Les habitants de la wilaya de
Tizi-Ouzou ne cessent de se plaindre ; en effet, ils doivent faire des
queues interminables devant les guichets et passer plus de deux heures.
Aussi et pour ne pas perdre toute la journée devant les guichets et dans
l’espoir d’arriver parmi les premiers, les concernés se lèvent tôt et se
regroupent parfois à 6h du matin devant la mairie, attendant l’ouverture
des bureaux qui aura lieu à 8h (9h pour le mois de ramadhan). et ce n’est
pas terminé il doivent aussi patienter deux heure de plus pour récupérer
leur précieux document, tout cela debout agglutiner devant un guichet
unique ce qui fait générer les tensions.
Le 2eme vice P. APC a qui nous
avons demandé des explications sur les causes de ce rush inhabituel ; nous
a informé que ce phénomène a commencé il y a de cela deux années mais il a
empiré cette année ; et que la cause se sont les instituts de formations,
les collèges et les lycées qui demandent pour les dossiers d’inscriptions
le fameux document incriminé, sachant que la seule déférence entre cet
acte et son extrait (le n°13) ce sont les mentions marginales au sujet de
l’état du quémandeur (marié ou célibataire) et même les crèches
n’échappent pas a la règle ; a-t-on vu un jour une fillette de quatre ans
mariée ou a avec un casier judiciaire?
L’autre raison c’est que la
plupart des citoyens de la wilaya sont nés à la clinique Sbihi de fait que
les autres régions sont dépourvues de centre de santé adéquat.
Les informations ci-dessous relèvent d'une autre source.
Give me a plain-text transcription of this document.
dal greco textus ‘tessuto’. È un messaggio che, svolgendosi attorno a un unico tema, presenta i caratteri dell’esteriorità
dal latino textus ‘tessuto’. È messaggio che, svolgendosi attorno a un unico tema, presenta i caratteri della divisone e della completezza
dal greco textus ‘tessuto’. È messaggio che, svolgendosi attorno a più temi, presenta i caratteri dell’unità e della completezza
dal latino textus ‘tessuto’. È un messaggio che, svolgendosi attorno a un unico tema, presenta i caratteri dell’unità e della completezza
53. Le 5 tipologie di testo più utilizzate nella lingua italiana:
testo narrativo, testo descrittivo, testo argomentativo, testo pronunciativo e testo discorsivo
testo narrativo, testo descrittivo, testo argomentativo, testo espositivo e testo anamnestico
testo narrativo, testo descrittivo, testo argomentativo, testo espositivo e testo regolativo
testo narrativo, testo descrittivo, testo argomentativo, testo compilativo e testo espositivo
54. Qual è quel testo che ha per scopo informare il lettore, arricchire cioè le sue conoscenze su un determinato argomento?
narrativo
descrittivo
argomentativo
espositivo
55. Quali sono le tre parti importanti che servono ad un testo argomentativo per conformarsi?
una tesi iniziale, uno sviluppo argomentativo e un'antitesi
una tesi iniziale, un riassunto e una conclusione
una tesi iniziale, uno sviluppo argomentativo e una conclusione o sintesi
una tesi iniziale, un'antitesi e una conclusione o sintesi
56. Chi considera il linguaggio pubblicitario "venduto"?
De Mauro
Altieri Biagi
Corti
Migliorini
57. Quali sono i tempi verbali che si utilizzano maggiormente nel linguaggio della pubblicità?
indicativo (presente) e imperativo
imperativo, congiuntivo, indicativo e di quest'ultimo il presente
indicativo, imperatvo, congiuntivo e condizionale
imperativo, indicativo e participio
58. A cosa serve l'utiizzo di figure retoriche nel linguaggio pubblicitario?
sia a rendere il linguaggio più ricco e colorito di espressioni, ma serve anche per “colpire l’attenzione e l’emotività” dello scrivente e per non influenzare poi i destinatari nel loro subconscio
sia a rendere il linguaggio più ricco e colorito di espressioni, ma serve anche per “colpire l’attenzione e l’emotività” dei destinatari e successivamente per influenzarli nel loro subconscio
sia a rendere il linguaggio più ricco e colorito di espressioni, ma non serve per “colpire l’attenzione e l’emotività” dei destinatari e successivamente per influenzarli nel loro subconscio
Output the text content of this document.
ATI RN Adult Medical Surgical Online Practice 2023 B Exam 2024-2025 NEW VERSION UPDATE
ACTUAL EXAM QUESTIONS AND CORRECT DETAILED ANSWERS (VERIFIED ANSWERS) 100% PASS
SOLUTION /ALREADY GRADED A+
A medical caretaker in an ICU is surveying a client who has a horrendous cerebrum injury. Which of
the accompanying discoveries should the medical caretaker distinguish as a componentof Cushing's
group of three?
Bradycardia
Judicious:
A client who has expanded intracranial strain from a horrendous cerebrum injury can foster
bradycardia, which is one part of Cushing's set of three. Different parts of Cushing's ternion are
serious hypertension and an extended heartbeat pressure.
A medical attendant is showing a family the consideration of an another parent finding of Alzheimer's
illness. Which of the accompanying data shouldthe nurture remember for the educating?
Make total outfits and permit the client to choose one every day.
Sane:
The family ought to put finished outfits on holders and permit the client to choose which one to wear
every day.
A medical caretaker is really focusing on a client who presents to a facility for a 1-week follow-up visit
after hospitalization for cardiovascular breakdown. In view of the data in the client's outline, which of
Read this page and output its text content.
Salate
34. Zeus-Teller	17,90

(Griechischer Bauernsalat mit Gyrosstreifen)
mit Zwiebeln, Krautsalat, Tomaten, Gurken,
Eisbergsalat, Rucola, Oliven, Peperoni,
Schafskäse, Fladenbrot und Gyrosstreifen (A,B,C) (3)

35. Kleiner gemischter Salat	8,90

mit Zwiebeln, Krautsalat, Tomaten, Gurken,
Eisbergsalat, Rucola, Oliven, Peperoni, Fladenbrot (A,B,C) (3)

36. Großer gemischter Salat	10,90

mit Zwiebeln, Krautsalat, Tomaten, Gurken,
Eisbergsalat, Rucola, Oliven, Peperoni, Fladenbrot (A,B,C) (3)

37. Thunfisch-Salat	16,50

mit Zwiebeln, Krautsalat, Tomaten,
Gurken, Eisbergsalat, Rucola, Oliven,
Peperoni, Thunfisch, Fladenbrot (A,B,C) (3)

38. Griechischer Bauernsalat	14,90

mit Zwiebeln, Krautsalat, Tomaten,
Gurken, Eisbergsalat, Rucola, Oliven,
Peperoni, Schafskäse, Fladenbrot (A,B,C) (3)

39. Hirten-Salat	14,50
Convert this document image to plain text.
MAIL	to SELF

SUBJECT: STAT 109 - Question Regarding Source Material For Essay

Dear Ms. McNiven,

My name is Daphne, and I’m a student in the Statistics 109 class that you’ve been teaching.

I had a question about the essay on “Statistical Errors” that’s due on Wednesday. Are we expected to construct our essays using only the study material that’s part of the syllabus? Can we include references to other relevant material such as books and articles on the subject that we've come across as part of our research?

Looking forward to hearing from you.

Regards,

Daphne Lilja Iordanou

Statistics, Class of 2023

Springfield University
Les autorités doivent intervenir
pour alléger le quotidien des citoyens en interdisant aux différant
institutions de réclamer a tort ou a travers l’acte n°12 et de se
contenter de l’extrait qui est aussi valable si non pourquoi ne pas le
supprimé?
Ainsi que l’informatisation de
l’état civil de la wilaya pour le décentraliser sans quoi les annexes n’on
qu’un pouvoir très limité (la majorité du temps ils sont vides).